Uitspraak
1.Geding in cassatie
2.Beoordeling van het middel
3.Beslissing
14 november 2017.
Hoge Raad
In deze zaak gaat het om een cassatieberoep tegen een arrest van het Gerechtshof Den Haag, dat op 18 december 2015 uitspraak deed in een strafzaak met nummer 22/001540-15. De verdachte, geboren in 1983, heeft beroep in cassatie ingesteld tegen dit arrest. De advocaat van de verdachte, D.W.H.M. Wolters, heeft bij schriftuur een middel van cassatie voorgesteld, dat aan het arrest is gehecht en daar deel van uitmaakt. De Advocaat-Generaal A.E. Harteveld heeft geconcludeerd tot verwerping van het beroep, wat betekent dat hij van mening is dat het cassatieberoep niet kan slagen.
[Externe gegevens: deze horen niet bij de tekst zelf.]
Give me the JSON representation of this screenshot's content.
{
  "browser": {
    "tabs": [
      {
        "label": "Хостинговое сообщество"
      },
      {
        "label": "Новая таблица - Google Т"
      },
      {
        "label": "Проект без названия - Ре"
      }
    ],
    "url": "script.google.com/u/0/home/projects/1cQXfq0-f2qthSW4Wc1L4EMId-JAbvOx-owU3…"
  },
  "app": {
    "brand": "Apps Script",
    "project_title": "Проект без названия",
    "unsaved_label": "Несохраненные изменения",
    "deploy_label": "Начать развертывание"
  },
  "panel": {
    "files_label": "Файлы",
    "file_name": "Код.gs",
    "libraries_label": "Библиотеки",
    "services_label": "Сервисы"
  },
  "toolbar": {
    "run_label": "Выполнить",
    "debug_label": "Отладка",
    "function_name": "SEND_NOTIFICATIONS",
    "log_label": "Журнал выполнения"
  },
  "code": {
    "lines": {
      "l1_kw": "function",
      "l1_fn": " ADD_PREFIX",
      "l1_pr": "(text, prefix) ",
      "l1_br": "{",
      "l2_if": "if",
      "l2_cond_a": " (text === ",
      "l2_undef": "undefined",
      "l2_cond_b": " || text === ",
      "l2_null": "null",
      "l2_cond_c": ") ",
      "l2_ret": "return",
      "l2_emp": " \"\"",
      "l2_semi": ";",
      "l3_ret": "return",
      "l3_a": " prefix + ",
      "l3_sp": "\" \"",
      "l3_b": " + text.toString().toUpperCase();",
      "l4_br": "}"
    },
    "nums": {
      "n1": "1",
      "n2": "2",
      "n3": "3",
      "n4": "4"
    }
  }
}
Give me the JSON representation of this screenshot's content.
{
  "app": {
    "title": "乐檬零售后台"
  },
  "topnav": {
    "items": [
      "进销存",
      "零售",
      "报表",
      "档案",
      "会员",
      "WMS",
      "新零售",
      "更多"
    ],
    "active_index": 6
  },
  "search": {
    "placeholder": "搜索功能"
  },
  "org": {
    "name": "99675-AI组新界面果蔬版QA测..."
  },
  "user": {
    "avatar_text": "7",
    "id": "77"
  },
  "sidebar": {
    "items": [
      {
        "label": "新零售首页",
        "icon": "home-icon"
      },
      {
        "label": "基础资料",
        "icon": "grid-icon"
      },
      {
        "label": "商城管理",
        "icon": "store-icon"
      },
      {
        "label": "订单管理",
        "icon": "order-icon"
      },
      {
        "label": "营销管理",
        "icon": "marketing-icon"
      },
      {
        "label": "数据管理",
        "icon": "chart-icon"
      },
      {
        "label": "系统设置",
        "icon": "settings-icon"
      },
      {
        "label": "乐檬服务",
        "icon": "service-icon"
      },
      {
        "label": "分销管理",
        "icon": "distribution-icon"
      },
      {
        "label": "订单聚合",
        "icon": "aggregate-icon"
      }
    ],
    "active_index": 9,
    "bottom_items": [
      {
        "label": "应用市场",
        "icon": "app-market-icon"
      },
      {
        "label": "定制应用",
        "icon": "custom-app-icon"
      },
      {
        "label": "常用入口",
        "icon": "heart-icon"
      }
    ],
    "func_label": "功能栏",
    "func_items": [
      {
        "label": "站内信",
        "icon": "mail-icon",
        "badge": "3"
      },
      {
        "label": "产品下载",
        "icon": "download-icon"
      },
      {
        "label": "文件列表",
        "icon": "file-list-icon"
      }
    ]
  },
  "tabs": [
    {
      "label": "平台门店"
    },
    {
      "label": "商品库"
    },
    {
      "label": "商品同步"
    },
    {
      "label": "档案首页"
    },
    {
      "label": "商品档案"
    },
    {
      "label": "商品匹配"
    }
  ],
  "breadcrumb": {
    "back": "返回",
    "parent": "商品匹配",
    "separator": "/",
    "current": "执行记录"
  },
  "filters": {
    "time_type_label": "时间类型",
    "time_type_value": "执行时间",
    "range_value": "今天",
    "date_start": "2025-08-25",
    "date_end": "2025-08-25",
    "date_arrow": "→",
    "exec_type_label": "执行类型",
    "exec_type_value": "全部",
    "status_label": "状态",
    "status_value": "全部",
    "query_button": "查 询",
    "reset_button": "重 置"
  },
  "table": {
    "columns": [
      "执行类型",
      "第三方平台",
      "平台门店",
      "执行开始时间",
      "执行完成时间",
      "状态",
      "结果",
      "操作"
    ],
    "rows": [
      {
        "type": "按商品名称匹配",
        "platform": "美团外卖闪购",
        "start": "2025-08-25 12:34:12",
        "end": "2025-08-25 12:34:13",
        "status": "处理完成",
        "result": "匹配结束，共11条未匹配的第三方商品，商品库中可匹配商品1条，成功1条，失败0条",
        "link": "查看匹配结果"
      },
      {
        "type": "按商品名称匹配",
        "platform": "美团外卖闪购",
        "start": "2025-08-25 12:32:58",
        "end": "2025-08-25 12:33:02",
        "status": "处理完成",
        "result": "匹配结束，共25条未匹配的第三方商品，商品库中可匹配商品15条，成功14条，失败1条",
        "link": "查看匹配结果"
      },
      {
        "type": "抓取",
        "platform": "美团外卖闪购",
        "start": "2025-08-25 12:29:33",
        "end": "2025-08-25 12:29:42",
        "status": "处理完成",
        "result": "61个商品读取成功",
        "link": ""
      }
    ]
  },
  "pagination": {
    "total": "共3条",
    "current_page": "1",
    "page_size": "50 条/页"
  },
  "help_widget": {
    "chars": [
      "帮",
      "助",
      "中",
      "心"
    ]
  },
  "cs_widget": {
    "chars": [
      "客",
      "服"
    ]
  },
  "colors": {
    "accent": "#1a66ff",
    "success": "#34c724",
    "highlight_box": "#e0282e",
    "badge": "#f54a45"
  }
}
De Hoge Raad heeft het middel beoordeeld en geconcludeerd dat het niet tot cassatie kan leiden. Dit oordeel is gebaseerd op artikel 81, eerste lid, van de Wet op de rechterlijke organisatie (RO), dat stelt dat een nadere motivering niet nodig is wanneer het middel niet leidt tot beantwoording van rechtsvragen die van belang zijn voor de rechtseenheid of de rechtsontwikkeling. Dit betekent dat de Hoge Raad van mening is dat de zaak niet voldoende juridische vragen oproept die een nadere behandeling vereisen.
Uiteindelijk heeft de Hoge Raad op 14 november 2017 het beroep verworpen. Dit arrest is gewezen door de vice-president J. de Hullu als voorzitter, samen met de raadsheren Y. Buruma en M.J. Borgers, en is uitgesproken ter openbare terechtzitting. De waarnemend griffier S.P.J. Lugtenburg was ook aanwezig bij deze uitspraak.